Boston Red Sox first baseman Christian Arroyo heads off the field after an injury during the third inning of Sunday night’s game at Yankee Stadium. Adam Hunger/Associated Press

Christian Arroyo can’t catch a break.

The infielder has had a breakthrough season with the Red Sox. Since returning from the injured list July 5 he has been one of Boston’s best hitters, slashing .301/.355/.621 for the month.

Now, he’ll finish the month where he started. On the IL.

The latest injury, which puts Arroyo back on the sideline for the third time this season, came in the third inning Sunday night. It was his first game as a first baseman, a position change created by manager Alex Cora’s desire to keep Arroyo’s hot bat in the lineup.

Phenom Jarren Duran had arrived over the weekend, bumping Kiké Hernández back to the infield. The dominoes moved Arroyo to a new spot, replacing the struggling Bobby Dalbec at first against left-handed pitchers.

“I’m athletic enough,” Arroyo said before making his debut. “I think I’ll be fine.”

He was athletic enough. In fact, he was too athletic. His full-split attempt at catching a throw led to a left hamstring injury and an early departure. It’s the type of split you rarely see first basemen make. Quite possibly because they know there’s a very strong risk of injury.

“It’s frustrating, right, because it seems like he’s in a groove, he’s swinging the bat well, and then this happens,” Cora said.

Arroyo has had to prove himself time and time again over the course of his career. He was the 25th overall pick in the 2013 MLB draft, and was called up to the majors at age 22. By 2017 he seemed ready to become the Giants’ second baseman, but was hit by a pitch and missed the rest of the season. It was the second time he was hit by a pitch and sent to the injured list.

Boston’s Christian Arroyo, left, is helped off the field by trainer Brandon Henry after colliding with outfielder Kiké Hernández during a game in Kansas City on June 20. The mishap landed Arroyo on the injured list for the second time this season; on Monday, he was placed on the injured list for a third time. Colin E. Braley/Associated Press

He was later the key piece in the trade for Evan Longoria, another reminder of his potential. But he never was able to crack a Rays lineup loaded with young talent. Soon he was placed on waivers, claimed by Cleveland, and then returned to the waiver wire. Chaim Bloom, who had traded for him in Tampa, jumped on the chance to grab him as a replacement to Dustin Pedroia.
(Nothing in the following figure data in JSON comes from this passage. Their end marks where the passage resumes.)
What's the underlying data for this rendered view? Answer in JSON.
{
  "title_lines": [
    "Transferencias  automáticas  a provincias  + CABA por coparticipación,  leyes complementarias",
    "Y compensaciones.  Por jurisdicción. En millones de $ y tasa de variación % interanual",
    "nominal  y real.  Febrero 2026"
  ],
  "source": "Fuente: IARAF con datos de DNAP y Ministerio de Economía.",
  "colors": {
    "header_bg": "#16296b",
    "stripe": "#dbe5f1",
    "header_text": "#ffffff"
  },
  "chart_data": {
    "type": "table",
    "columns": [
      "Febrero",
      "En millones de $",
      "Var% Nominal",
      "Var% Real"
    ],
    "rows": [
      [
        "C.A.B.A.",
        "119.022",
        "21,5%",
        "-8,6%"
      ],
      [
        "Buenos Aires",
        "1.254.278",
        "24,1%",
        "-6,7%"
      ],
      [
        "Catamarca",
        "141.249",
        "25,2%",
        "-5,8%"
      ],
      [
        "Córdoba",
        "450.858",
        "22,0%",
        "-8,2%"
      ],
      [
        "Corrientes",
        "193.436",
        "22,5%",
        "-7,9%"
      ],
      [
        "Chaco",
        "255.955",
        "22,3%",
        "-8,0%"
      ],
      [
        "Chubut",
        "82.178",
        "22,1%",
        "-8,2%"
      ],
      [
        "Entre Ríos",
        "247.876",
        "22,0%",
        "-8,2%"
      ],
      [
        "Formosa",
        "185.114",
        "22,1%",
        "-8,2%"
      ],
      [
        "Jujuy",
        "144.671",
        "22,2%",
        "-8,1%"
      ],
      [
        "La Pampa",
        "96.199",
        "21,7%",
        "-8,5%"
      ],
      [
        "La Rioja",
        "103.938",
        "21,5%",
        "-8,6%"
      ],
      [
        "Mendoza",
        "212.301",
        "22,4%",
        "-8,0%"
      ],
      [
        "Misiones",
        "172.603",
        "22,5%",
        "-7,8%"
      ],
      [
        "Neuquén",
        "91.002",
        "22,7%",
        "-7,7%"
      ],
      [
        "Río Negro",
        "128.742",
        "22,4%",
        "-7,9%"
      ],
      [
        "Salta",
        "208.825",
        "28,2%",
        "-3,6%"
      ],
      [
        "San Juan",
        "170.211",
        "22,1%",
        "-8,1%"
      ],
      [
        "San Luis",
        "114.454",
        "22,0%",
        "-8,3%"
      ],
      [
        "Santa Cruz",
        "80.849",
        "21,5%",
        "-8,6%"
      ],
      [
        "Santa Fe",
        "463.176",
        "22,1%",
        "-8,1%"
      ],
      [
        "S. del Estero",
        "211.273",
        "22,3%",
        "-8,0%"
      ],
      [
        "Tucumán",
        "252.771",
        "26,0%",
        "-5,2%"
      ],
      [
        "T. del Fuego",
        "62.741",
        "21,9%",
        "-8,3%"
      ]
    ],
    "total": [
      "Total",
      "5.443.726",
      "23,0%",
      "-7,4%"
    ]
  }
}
It was a great signing. Arroyo has regained his form at the plate and been outstanding in the field. Yet he was hit by pitches twice with the Red Sox. And now this.

For his three innings at first base, Arroyo was forced to use a first baseman’s mitt he borrowed from Christian Vázquez. Arroyo was waiting for Wilson to send him his own.

We’ll see if he gets to use it. With the MLB trade deadline less than two weeks away, Bloom may decide to make a move for a left-handed hitting first baseman to platoon with Dalbec, who has shown great power but has been striking out in 38.6% of his at bats as a major leaguer.

Boston’s offense, which has powered the way to a surprising first half, has struggled of late. The Red Sox lost six of eight games heading into Monday’s opener with the Blue Jays. Bloom and Cora need to do something to spark a lineup that is suddenly slumping. The Sox spend the rest of July playing the Yankees, Jays and Rays — the three teams chasing them in the American League East. Their hold on the top spot has been slipping.

Arroyo will help when he returns, but that won’t be soon. And when he does return there may be even more competition for playing time on the infield.

That won’t faze him. He’s been proving himself since the day he became a professional.

Tom Caron is a studio host for Red Sox broadcasts on NESN.